The Caricom Secretariat is an example where there is perpetual and unnecessary travel. There are too many trips, including extra-regional ones, with oversized delegations. In this age of computers, e-mail and cellular phones there needs to be more use of teleconferencing and the number of meetings needs to be drastically reduced.
Staff in regional institutions travel with impunity, when the ministers and officials from member states have to get Cabinet approval to travel.
The problem arises from the state of mind of staff who believe that travel is an entitlement of any modern technocrat. It is made attractive by earning extra in the form of a per diem, and international travel is seemingly a symbol of success. Foreign travel is an addiction of officials from small countries like those in the Caribbean. The mindset is one of trying to visit as many countries as possible, and to recall these publicly as a credential of self-importance.
The insatiable appetite for travel also afflicts those who are appointed to represent the Caribbean at international organisations.

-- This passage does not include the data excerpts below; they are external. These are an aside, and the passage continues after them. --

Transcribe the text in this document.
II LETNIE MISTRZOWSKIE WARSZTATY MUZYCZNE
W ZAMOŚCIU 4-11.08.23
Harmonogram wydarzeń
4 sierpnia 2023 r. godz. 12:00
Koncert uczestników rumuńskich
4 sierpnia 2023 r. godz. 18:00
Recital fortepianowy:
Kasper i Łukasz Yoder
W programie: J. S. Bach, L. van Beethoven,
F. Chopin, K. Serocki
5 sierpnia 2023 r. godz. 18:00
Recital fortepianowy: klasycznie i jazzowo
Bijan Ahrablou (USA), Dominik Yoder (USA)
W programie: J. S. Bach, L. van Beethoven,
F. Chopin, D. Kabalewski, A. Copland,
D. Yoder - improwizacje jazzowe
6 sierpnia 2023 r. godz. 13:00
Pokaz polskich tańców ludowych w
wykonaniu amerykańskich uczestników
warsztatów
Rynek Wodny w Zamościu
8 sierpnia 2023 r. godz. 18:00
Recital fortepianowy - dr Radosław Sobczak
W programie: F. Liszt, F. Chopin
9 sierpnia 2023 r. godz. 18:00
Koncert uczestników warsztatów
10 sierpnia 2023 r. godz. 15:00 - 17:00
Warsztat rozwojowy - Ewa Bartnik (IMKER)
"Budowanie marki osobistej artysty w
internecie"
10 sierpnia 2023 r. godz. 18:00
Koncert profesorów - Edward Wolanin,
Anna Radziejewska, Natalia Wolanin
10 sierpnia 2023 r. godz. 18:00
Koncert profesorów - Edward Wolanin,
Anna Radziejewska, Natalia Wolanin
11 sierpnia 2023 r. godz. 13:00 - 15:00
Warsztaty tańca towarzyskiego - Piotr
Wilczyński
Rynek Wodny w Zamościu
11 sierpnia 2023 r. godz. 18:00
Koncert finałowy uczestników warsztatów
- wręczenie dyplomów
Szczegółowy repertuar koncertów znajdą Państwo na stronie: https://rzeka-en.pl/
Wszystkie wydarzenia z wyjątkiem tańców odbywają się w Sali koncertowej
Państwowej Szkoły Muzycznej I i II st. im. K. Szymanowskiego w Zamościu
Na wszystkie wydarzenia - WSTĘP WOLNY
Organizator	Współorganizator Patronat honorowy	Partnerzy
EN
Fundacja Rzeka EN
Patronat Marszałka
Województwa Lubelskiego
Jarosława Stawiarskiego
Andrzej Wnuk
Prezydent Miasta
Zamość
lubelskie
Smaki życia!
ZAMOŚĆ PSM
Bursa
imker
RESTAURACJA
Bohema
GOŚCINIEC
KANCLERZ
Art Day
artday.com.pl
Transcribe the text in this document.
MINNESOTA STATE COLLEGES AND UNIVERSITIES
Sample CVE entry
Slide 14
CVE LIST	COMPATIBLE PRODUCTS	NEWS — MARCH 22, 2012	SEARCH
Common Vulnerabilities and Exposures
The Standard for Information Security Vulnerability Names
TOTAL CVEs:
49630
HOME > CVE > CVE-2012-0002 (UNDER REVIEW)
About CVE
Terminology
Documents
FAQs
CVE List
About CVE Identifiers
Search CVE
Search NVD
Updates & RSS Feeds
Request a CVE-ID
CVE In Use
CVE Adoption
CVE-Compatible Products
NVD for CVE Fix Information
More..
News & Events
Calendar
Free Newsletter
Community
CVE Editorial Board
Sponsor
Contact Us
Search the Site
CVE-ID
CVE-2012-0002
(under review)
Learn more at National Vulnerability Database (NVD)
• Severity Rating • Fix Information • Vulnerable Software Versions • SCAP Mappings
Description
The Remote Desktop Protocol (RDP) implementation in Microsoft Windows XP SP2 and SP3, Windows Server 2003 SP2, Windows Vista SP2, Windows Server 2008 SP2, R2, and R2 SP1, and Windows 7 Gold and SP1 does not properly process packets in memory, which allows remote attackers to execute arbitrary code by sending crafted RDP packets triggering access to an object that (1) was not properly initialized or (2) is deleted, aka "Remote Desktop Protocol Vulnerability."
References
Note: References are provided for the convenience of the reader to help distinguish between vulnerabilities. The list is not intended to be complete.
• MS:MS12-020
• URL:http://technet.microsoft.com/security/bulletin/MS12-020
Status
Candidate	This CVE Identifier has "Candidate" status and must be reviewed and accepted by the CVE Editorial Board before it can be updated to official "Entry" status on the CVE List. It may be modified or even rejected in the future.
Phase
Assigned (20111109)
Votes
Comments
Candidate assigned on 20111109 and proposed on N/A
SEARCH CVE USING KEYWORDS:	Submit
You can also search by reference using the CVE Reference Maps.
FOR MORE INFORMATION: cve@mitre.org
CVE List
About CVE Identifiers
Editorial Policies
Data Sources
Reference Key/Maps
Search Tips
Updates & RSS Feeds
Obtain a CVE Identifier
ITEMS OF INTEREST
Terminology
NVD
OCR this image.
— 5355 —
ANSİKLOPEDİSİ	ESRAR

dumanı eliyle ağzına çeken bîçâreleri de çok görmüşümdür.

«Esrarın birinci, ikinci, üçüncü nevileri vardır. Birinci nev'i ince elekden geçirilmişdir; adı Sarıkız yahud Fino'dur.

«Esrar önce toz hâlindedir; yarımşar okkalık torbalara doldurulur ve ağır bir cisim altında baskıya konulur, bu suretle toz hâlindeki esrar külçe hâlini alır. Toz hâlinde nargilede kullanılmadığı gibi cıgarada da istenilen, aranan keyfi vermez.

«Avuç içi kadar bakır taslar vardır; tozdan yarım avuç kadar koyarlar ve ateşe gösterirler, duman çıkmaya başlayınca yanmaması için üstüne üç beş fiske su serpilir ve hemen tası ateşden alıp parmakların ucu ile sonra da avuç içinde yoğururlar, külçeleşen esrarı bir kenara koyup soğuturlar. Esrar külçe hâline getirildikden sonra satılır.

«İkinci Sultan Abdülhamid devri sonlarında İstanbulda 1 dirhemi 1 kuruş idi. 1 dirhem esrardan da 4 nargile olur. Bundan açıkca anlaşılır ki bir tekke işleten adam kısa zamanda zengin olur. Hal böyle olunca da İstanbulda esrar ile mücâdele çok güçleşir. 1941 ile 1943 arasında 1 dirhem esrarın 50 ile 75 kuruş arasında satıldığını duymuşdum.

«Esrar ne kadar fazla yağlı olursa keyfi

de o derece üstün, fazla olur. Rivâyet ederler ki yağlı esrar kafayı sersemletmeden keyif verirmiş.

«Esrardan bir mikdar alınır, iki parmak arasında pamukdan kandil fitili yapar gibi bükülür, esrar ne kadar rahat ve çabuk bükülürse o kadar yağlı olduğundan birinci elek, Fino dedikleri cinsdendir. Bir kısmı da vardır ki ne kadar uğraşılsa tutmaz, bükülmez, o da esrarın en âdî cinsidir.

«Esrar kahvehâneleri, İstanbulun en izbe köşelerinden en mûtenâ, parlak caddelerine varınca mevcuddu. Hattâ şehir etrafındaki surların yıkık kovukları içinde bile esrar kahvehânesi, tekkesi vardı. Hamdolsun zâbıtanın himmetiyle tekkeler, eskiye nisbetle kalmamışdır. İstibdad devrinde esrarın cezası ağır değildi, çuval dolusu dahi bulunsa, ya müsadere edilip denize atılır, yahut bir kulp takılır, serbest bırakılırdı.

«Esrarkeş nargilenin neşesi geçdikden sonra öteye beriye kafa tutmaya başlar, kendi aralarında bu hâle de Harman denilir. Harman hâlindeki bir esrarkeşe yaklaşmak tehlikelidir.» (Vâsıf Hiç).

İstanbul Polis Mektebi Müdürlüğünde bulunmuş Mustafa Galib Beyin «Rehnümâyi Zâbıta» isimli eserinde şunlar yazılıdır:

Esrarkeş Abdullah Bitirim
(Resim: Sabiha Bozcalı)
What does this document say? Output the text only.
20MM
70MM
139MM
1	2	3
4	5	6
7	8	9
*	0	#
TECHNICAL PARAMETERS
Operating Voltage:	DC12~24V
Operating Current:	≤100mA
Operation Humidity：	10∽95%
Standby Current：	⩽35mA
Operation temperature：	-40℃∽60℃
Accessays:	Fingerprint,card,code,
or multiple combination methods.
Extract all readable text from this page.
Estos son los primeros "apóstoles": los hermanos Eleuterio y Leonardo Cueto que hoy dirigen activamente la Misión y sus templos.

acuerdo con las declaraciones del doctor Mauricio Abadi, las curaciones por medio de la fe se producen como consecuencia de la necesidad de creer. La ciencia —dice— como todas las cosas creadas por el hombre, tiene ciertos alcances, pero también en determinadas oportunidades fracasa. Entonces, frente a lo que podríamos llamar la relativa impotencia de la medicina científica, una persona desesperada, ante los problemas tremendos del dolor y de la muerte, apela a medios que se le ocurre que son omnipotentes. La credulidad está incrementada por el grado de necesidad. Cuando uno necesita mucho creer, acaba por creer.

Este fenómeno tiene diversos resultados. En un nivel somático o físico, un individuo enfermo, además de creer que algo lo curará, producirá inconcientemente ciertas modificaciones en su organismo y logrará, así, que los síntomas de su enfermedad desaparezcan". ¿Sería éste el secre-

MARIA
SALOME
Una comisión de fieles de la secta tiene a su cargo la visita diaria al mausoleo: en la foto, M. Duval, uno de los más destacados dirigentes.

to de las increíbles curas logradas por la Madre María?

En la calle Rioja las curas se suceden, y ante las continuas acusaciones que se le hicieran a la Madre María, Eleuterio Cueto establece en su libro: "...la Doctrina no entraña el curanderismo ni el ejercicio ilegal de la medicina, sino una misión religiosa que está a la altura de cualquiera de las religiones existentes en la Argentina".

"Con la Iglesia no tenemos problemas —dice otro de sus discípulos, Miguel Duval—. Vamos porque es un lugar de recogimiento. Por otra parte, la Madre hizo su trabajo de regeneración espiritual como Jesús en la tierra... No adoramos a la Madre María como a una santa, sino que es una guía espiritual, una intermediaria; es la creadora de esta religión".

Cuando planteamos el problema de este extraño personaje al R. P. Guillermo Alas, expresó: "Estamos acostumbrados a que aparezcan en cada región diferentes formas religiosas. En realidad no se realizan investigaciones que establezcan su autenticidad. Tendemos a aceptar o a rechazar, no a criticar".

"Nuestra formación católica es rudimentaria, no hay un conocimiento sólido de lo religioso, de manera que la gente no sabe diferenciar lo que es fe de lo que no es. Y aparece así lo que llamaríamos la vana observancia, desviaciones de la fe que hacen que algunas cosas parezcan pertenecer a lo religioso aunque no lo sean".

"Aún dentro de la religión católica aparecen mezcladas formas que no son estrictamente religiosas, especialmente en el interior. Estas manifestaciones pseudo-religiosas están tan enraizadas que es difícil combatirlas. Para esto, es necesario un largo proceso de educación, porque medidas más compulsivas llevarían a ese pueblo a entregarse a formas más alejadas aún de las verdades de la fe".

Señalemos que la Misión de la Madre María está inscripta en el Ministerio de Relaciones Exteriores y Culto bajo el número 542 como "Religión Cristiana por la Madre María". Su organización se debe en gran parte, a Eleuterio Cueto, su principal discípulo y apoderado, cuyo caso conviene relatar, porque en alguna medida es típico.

The wanton abuse of foreign travel by persons in regional institutions or those representing Caricom in overseas institutions is a form of corruption, because it is costly to the region both financially and in lost working time. Just as bad, the excessive non-essential travel has become a cause for disparaging comments by officials from developed countries whose money, in many instances, pays for this self-indulgent travel.
Developed country governments wonder at the business class travel when their ministers are forced to travel economy and when the Caricom representatives are arriving to solicit aid and grants justifying this on their impecunious state.
Representing Caricom is not an opportunity to see the world, it is an opportunity for service to the poor people of the Caribbean. Unnecessary travel is a reprehensible dereliction of duty. We urge those guilty of this excess to think on this as they jet off to relax in comfortable hotel rooms deluding themselves and the governments whose work that they are neglecting.
Ministers of finance of Caricom countries must look into this abuse and take corrective action.